Bethânia continua bela como uma árvore feia, com o cabelo cada vez mais feito só de raízes e galhos – pêlo de prata sobre olhos prazenteiros – e uma tez ora esculpida a cera ora desenhada a carvão. Tudo numa máscara de luz e sombra, concentrando a memória da terra e do mar. Ela, que se fez em palco, a quem chamaram Rainha, outrora vestida de dourados e tingida de vermelhos, vai agora em disco despontando inevitável mas imperturbavelmente grave e branda, como um lento astro atrás de marés. De forma paradoxal, parece-se também cada vez mais com o Brasil: quanto mais por si o tempo passa mais preparada está para começar de novo.

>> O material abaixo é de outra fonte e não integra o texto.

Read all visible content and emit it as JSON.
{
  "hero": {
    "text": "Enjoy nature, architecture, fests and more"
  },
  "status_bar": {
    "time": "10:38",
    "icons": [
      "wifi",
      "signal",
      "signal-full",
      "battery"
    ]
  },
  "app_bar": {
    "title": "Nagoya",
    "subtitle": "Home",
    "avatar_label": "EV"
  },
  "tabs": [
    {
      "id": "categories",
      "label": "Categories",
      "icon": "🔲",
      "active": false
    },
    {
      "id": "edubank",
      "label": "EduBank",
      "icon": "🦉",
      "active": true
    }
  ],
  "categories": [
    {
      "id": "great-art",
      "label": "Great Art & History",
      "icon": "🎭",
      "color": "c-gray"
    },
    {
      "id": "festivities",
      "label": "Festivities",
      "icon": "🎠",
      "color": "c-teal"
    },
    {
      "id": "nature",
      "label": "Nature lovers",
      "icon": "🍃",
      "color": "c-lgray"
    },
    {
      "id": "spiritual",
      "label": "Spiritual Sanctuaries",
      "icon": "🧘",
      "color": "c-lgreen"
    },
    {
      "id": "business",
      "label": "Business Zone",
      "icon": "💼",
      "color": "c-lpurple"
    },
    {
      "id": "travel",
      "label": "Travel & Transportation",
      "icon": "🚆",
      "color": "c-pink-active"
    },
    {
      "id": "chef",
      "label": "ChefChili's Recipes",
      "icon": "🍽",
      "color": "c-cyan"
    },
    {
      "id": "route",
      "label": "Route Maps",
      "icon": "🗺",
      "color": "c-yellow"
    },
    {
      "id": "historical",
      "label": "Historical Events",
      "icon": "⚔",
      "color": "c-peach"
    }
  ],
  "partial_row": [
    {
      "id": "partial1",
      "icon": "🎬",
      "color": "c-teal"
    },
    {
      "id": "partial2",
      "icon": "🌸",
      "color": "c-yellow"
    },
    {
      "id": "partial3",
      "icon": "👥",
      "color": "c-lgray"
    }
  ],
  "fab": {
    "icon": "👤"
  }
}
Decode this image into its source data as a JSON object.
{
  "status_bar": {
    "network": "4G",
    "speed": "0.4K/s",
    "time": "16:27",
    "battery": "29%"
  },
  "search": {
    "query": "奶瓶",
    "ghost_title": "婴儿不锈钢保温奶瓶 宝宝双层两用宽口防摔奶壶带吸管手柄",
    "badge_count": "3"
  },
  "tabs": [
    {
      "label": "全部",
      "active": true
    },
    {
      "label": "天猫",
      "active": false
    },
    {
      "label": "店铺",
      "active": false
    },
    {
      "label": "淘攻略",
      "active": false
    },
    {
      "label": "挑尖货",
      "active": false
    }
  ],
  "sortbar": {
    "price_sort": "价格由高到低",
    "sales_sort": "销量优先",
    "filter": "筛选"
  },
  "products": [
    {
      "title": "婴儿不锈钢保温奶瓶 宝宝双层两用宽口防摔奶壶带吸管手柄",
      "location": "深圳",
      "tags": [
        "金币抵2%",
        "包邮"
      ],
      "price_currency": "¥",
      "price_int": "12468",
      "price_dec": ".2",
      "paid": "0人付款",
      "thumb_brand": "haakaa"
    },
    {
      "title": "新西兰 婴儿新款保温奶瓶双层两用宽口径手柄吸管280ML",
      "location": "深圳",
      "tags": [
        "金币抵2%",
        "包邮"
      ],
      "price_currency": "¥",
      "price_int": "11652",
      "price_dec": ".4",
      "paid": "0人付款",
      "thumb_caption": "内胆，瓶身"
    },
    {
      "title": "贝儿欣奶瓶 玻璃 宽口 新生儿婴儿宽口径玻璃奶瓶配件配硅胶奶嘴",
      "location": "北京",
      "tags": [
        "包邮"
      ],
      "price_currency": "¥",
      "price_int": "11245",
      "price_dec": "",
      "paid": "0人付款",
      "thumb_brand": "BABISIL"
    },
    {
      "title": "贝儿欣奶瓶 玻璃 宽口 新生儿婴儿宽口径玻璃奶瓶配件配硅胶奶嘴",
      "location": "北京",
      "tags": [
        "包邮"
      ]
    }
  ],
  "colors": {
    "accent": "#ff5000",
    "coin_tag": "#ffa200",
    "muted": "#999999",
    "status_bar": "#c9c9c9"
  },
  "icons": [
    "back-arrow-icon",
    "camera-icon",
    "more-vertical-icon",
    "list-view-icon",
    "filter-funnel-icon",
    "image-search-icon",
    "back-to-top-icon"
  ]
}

Não que pela edição simultânea de dois álbuns opere algum tipo de corte no seu passado recente. Muito menos, soçobrando com o peso de mais uma efeméride, se esgota numa meditação sobre a memória. Adivinha-se antes aqui uma lógica convergente que, por acumulação, permite compreender os seus interesses e motivações ao longo da última década (desde “A Força Que Nunca Seca”, de 1999), na qual, no entanto, não inscreve a nostalgia de forma literal: isto, porque traz maioritariamente canções inéditas que falam tanto de si quanto da ideia que de si têm os seus autores. E, como em “Brasileirinho” (2003), “Pirata” (2006) ou “Mar de Sophia” (2006), reitera o fascínio por um mundo rural imerso em símbolos, mitos e fantasia, a devoção aos Orixás e ao Candomblé de Caboclo, a capacidade de apurar impulsos conceptuais de fundação poética, a progressiva atenção aos arranjos de Jaime Além (destilando boleros de ‘piano bar’, dedilhando impressionistas baiões, dissolvendo solenidade de câmara em atmosfera caipira) ou a metáfora que faz do mar e rios afluentes da paixão.
“Tua”, com inspirados originais de Dory Caymmi/Paulo César Pinheiro, César Mendes/Arnaldo Antunes ou Chico César/Paulinho Moska (este, um dueto com Lenine), vem dedicado ao amor e à saudade e, no seu melhor, é um sucedâneo de “Âmbar” (1996) com menos pérolas no colar. “Encanteria” consagra-se à fé e ao sincretismo baiano, tem uma ‘Saudade Dela’ (com Caetano e Gil) capaz de lembrar ‘Alguém Me Avisou’ (que os três cantaram em “Talismã”, de 1980) e revela-se indispensável nos sambas de Roque Ferreira e nos temas com a Orquestra Portátil de Música, de Maurício Carrilho e Luciana Rabello. Não marcam, nem poderiam, este tempo como há muito fizeram “Drama” (1972), “Álibi” (1978) ou “Alteza” (1981), mas chegam para provar que Bethânia continua mais bela e importante que os seus discos.